Inzwischen hat Elena Pagel schon sieben Kurzfilme mit Ukraine-Flüchtlingen gedreht, die sie fertig stellt im kleinen Büro in ihrer Wohnung. Ein Strauß Tulpen, bunt bemalte Keramikbecher von ihr mit heißem Tee, eine brennende Kerze und der Pokal für ihren Kurzfilm stehen auf dem Tisch. Die blau-gelbe ukrainische Flagge hängt vor dem hellen Vorhang am Fenster. Dahinter sind der belebte Albertplatz und der dunkle Turm der Dreikönigskirche zu sehen. Der taucht auch in ihrem Kurzfilm mit Hanna auf, im Schlussbild steht sie in der Abendsonne auf dem Balkon mit Blick auf einen weißen Strich, wie ein Riss zieht ein Flugzeug entlang am strahlend blauen Himmel.

Text + Fotos (lv)


Ein Preis im Handy-Format mit einem hellen, wachen Auge darauf: Elena Pagel wünscht sich, dass viele Menschen, auch in Russland ihre Kurzfilme und die andere Seite des Krieges in der Ukraine sehen. Im Regal steht farbenfrohe Keramik von ihr. Sie gibt auch Kurse im Stadtteilhaus Äußere Neustadt in Dresden.

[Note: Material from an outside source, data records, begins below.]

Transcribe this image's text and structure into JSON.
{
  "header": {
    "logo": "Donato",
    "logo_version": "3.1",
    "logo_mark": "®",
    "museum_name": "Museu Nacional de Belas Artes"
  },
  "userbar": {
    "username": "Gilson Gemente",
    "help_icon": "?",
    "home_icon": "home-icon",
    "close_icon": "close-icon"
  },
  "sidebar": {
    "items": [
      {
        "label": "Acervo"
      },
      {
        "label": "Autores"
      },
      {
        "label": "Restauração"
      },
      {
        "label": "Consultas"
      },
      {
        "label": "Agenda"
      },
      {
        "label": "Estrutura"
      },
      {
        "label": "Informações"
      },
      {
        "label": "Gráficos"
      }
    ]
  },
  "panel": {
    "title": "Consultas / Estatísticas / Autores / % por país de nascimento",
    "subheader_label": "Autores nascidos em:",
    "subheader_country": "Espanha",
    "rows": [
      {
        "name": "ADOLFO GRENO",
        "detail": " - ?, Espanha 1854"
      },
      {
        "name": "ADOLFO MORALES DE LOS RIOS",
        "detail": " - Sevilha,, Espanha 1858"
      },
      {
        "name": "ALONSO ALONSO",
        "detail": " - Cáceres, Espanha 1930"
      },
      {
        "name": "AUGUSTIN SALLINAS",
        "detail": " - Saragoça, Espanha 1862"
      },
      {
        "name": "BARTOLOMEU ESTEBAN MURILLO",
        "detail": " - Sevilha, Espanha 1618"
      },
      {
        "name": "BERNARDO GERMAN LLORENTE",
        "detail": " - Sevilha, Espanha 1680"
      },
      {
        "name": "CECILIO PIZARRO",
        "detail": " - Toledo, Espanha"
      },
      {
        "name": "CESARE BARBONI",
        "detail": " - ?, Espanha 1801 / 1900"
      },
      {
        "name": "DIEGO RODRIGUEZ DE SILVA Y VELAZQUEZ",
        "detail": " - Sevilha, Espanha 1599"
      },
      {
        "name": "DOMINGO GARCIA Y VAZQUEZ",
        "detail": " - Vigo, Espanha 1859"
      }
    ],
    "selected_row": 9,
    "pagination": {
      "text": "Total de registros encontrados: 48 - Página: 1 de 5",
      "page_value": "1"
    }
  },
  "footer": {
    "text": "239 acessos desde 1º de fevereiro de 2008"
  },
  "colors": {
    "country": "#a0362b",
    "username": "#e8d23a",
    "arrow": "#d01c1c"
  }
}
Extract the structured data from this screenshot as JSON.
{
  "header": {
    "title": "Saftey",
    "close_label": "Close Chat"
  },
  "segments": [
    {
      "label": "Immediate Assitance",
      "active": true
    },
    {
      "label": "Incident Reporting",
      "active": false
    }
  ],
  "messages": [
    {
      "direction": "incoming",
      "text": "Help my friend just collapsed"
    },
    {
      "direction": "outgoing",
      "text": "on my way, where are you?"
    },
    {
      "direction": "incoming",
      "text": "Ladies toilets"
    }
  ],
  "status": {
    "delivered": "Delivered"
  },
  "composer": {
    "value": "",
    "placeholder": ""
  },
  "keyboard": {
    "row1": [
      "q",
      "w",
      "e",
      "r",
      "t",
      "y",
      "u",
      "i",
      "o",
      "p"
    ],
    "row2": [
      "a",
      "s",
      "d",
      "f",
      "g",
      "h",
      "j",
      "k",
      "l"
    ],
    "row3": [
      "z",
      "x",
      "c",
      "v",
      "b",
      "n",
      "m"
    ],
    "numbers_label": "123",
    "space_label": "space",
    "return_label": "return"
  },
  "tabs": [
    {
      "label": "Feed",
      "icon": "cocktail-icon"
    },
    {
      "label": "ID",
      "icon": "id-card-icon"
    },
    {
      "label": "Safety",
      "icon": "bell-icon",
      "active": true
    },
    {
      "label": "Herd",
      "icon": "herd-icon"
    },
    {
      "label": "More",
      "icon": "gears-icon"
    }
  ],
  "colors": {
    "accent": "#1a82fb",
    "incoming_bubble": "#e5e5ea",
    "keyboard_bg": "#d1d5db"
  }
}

Eine bemalte Plastik von Elena Pagel. Außerdem ist sie zusammen mit der Künstlerin Nazanin Zandi Herausgeberin des Buches „Stimmen“ – 47 Geschichten von Dresdner Frauen aus aller Welt in Wort und Bild. 2022 erschienen im Sandstein Verlag. Es sind noch Exemplare vorhanden und auch bei Elena Pagel zu beziehen.